As I said, I believe we're still just getting started here in China.

Q. You mentioned Yao earlier in your opening remarks. He has been in a new position for more than a year and a half. As a pro sports organization leader yourself, what do you think about his performance in the new role?
ADAM SILVER: I'll just first say that I don't know of any commissioner who has had a better year. He just produced four gold medals for China in the Asia Games. I know for Yao, while he has multiple responsibilities, nothing is more important than the success of the national teams.

I know he is also focused on taking the CBA to the next level, and it's something that we have shared information on. He has told me that he has learned a lot through his involvement with the NBA, of course as a player and then even in his career after being a player. He has many close friends in the NBA: Tad Brown, who runs the Houston Rockets, or Kim Bohuny at the league office. He works with these people very closely. We're an open book in terms of sharing best practices.

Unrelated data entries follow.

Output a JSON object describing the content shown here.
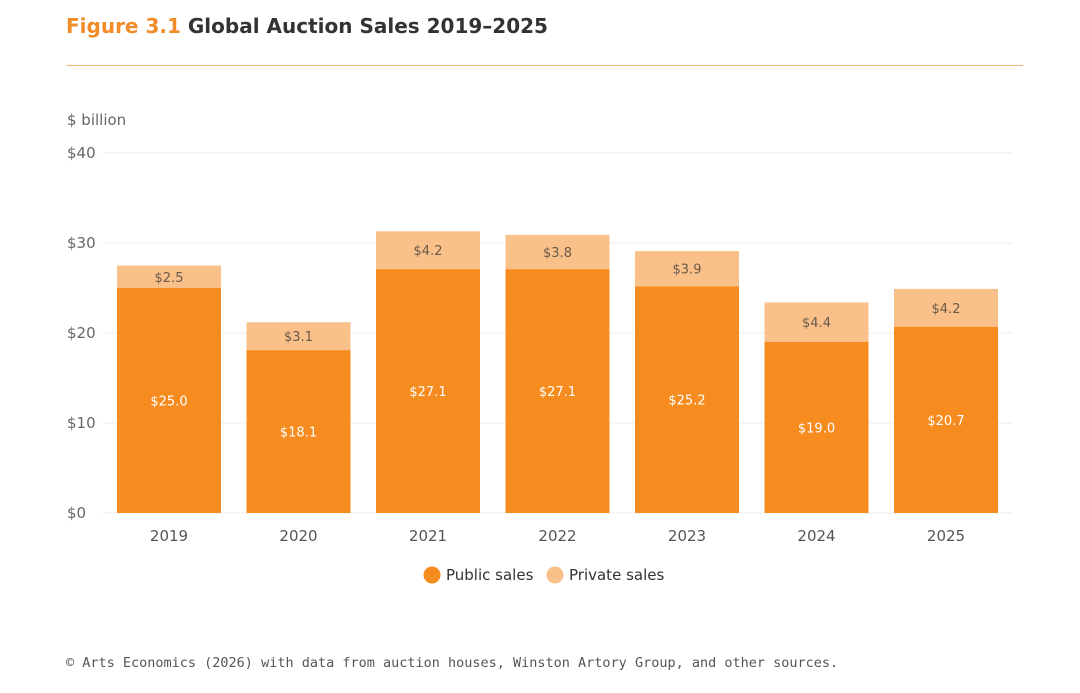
{
  "figure": {
    "label": "Figure 3.1",
    "title": "Global Auction Sales 2019–2025"
  },
  "footer": {
    "source": "© Arts Economics (2026) with data from auction houses, Winston Artory Group, and other sources."
  },
  "colors": {
    "public": "#f68b1f",
    "private": "#f9c08a",
    "accent": "#f28c28",
    "grid": "#eeeeee"
  },
  "chart_data": {
    "type": "bar",
    "stacked": true,
    "ylabel": "$ billion",
    "ylim": [
      0,
      40
    ],
    "yticks": [
      0,
      10,
      20,
      30,
      40
    ],
    "ytick_labels": [
      "$0",
      "$10",
      "$20",
      "$30",
      "$40"
    ],
    "categories": [
      "2019",
      "2020",
      "2021",
      "2022",
      "2023",
      "2024",
      "2025"
    ],
    "series": [
      {
        "name": "Public sales",
        "color": "#f68b1f",
        "values": [
          25.0,
          18.1,
          27.1,
          27.1,
          25.2,
          19.0,
          20.7
        ],
        "labels": [
          "$25.0",
          "$18.1",
          "$27.1",
          "$27.1",
          "$25.2",
          "$19.0",
          "$20.7"
        ]
      },
      {
        "name": "Private sales",
        "color": "#f9c08a",
        "values": [
          2.5,
          3.1,
          4.2,
          3.8,
          3.9,
          4.4,
          4.2
        ],
        "labels": [
          "$2.5",
          "$3.1",
          "$4.2",
          "$3.8",
          "$3.9",
          "$4.4",
          "$4.2"
        ]
      }
    ],
    "legend_position": "bottom-center"
  }
}
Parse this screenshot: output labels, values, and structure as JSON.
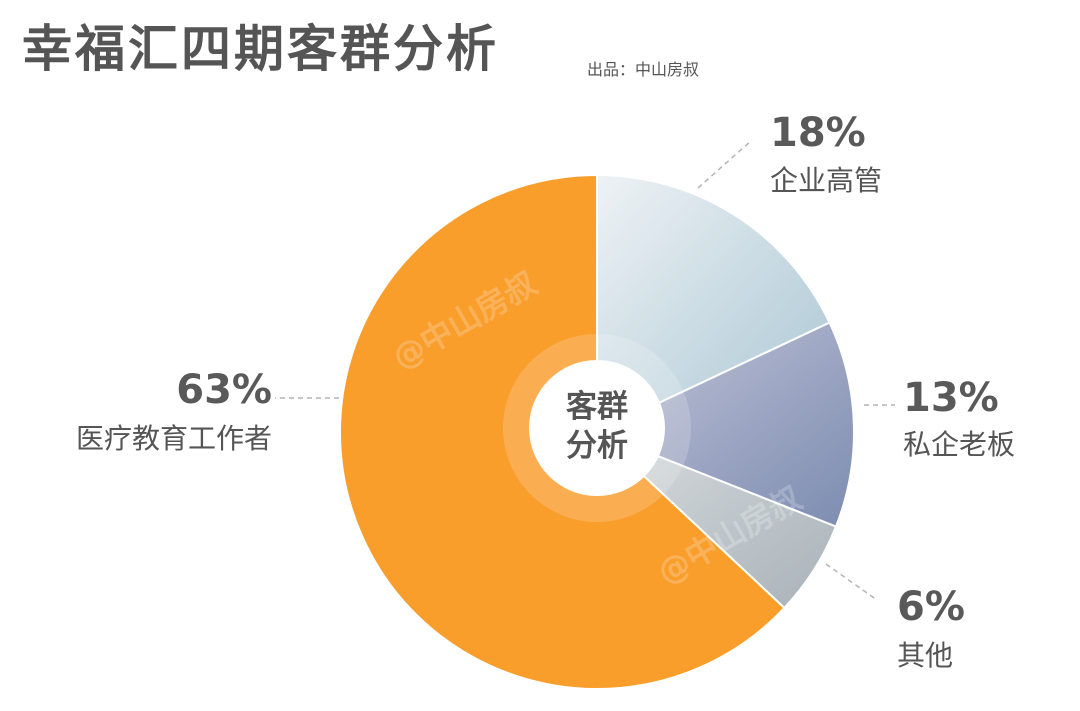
{
  "header": {
    "title": "幸福汇四期客群分析",
    "source": "出品：中山房叔"
  },
  "center_label": [
    "客群",
    "分析"
  ],
  "watermark": "@中山房叔",
  "chart_data": {
    "type": "pie",
    "title": "幸福汇四期客群分析",
    "unit": "%",
    "slices": [
      {
        "label": "企业高管",
        "value": 18,
        "display": "18%",
        "color": "#c3d7e0"
      },
      {
        "label": "私企老板",
        "value": 13,
        "display": "13%",
        "color": "#97a3c1"
      },
      {
        "label": "其他",
        "value": 6,
        "display": "6%",
        "color": "#c1c8cb"
      },
      {
        "label": "医疗教育工作者",
        "value": 63,
        "display": "63%",
        "color": "#f99d2b"
      }
    ],
    "start_angle_deg": 0,
    "direction": "clockwise"
  }
}
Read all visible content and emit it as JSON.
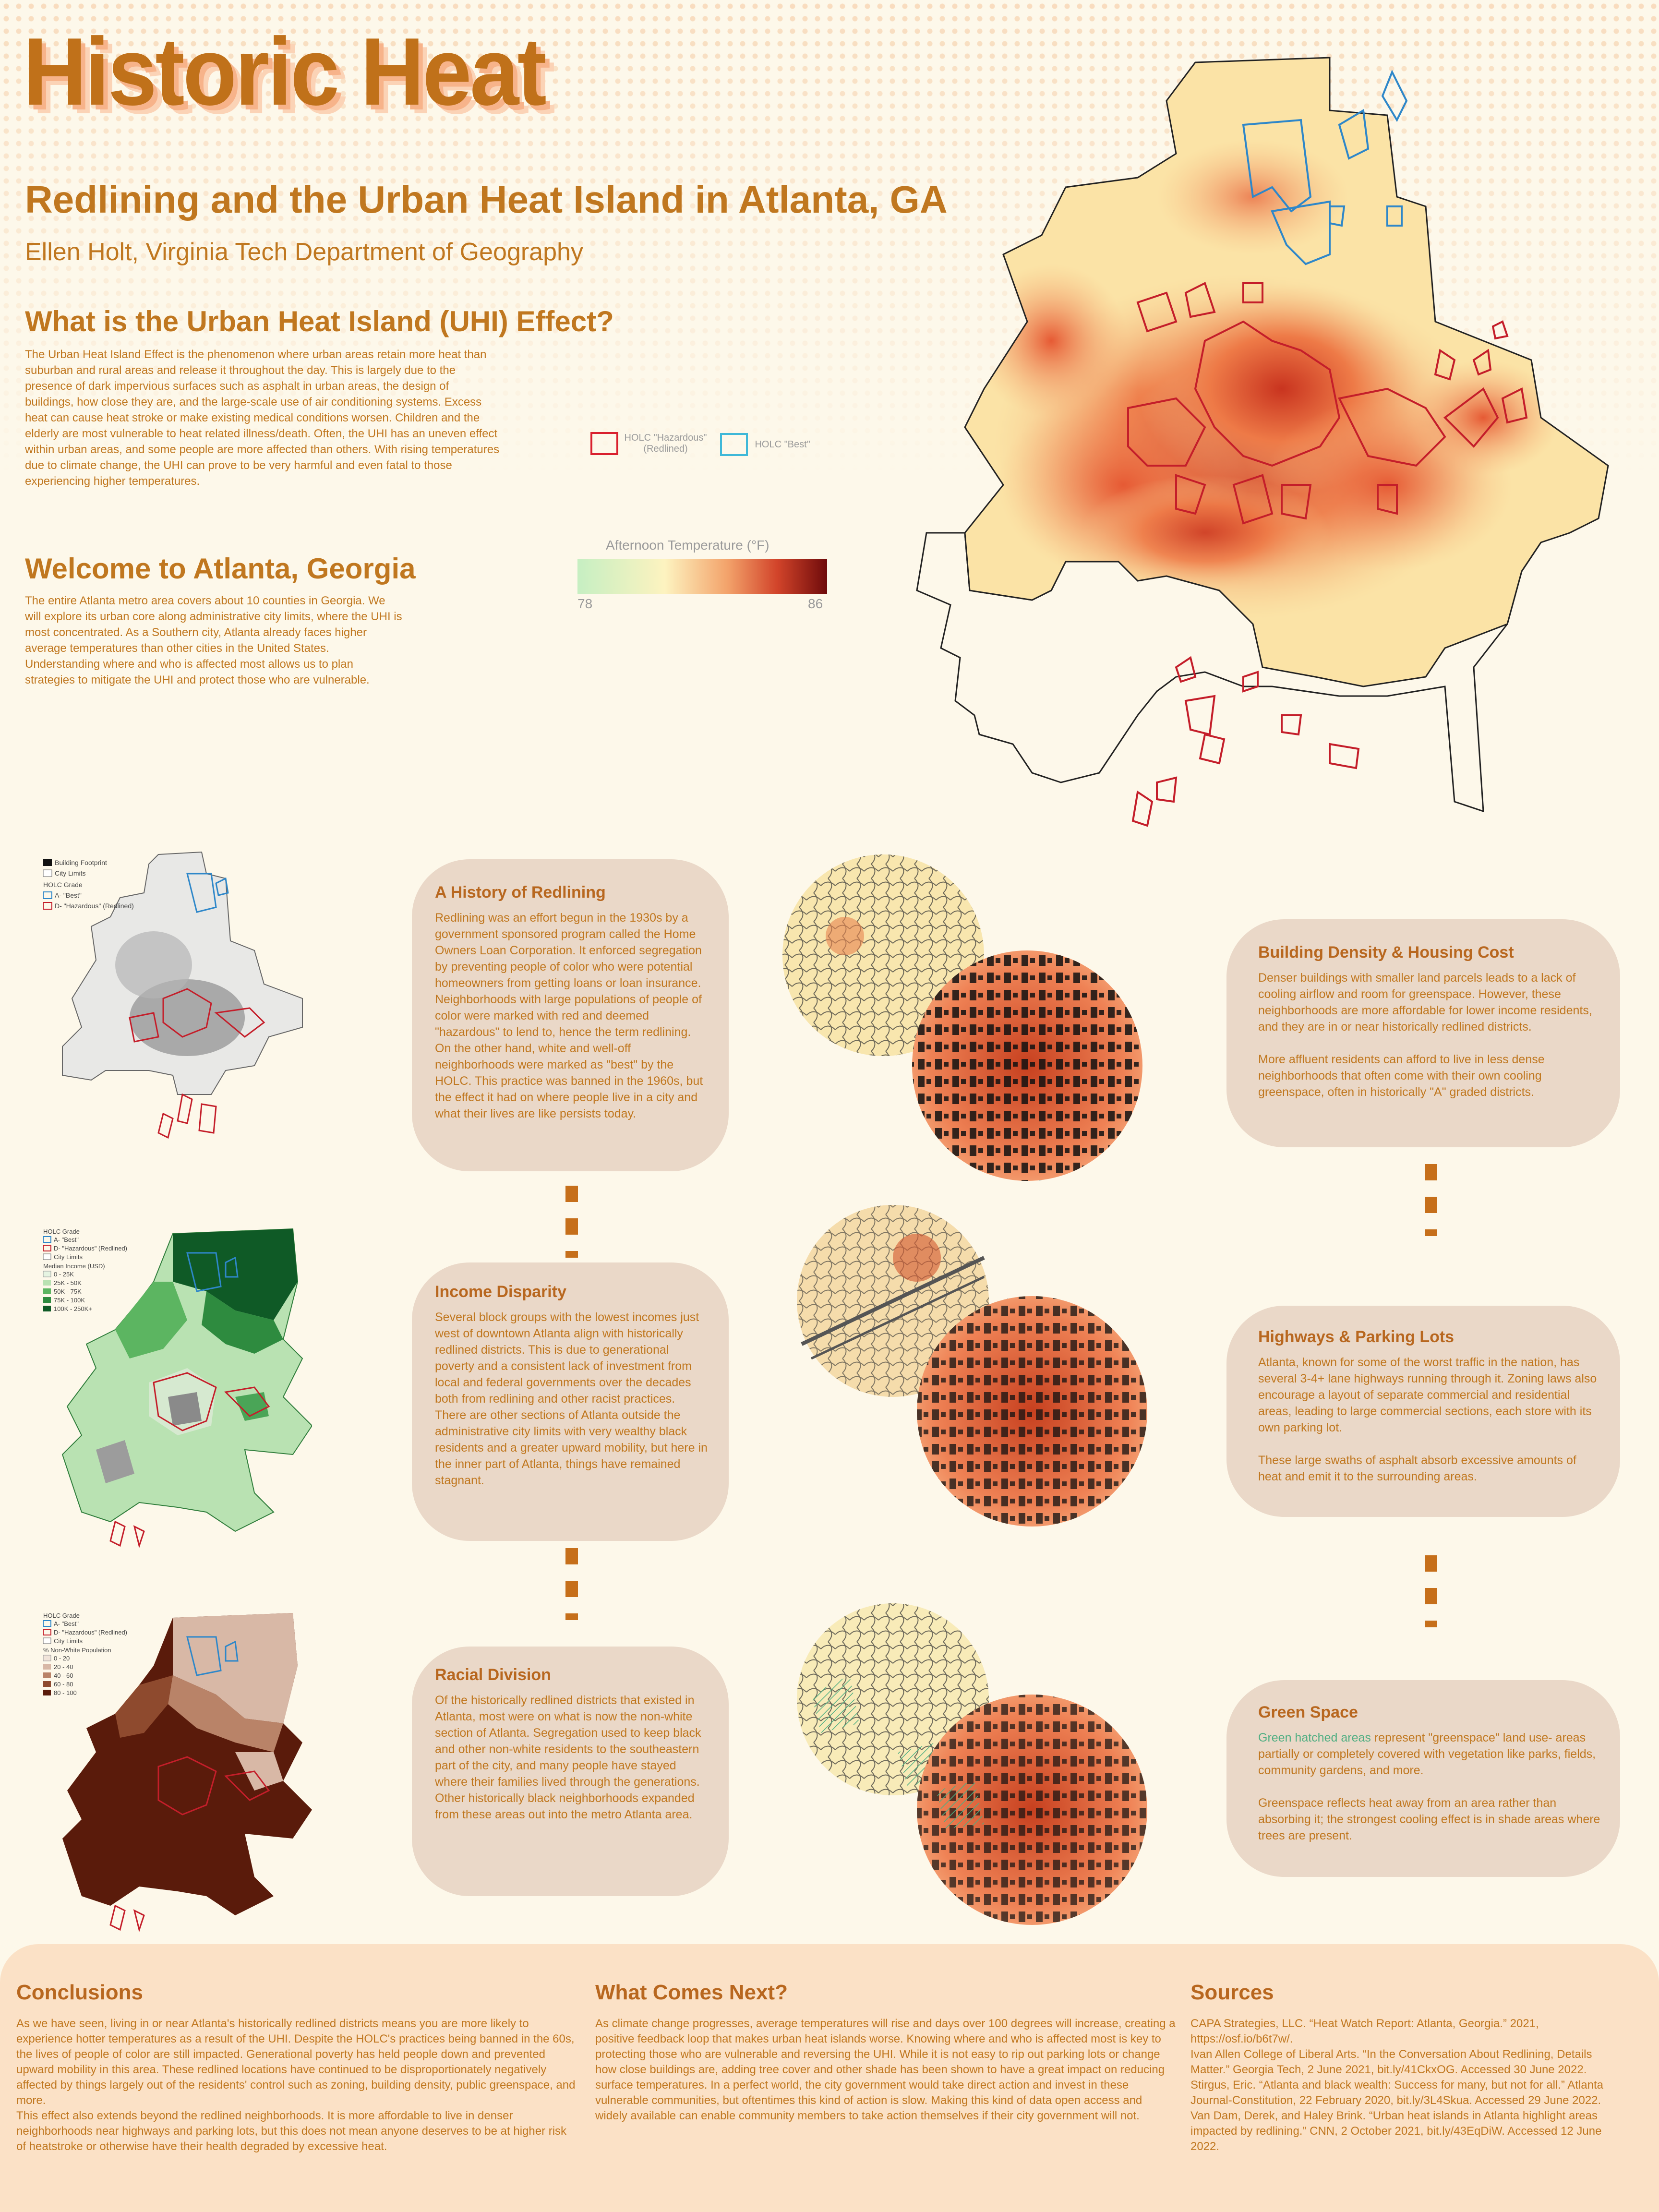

Again, given what a hard worker he is, given how competitive he is, I would give him an A-plus for the job he is doing.

Q. With details continuing to seep out in Dallas about questionable behavior in the business office, what's your concern level when stuff like that continues to go? Not just in that organization, but throughout your league.
ADAM SILVER: My concern level is always extraordinarily high when you're hearing stories about any inappropriate conduct in the workplace, whether it's those allegations at the Mavericks or anywhere at our teams.

I will say that, when the investigators did their review of the Mavericks' organization, they made a decision to not make public allegations that were brought by employees who chose to remain anonymous. What they did at the end of the investigation was, in essence, shift to the new management of the Dallas Mavericks, run by Cynthia Marshall, their findings with an understanding that Cynthia Marshall, then using a more traditional human resources process, would continue to investigate particular employees and then act on them.

Part of the process, the new process we put in place with the Mavericks, was an ongoing reporting obligation to the league office. So Cynthia Marshall has been in constant contact with Kathy Behrens at the league office. We were aware of those additional allegations, and we are monitoring how they are responding to them.

To the best of my knowledge, and I haven't talked to Cynthia in the last few days, I think they're well equipped now with the new organization they put in place to do the appropriate and necessary investigations and then to act on those findings.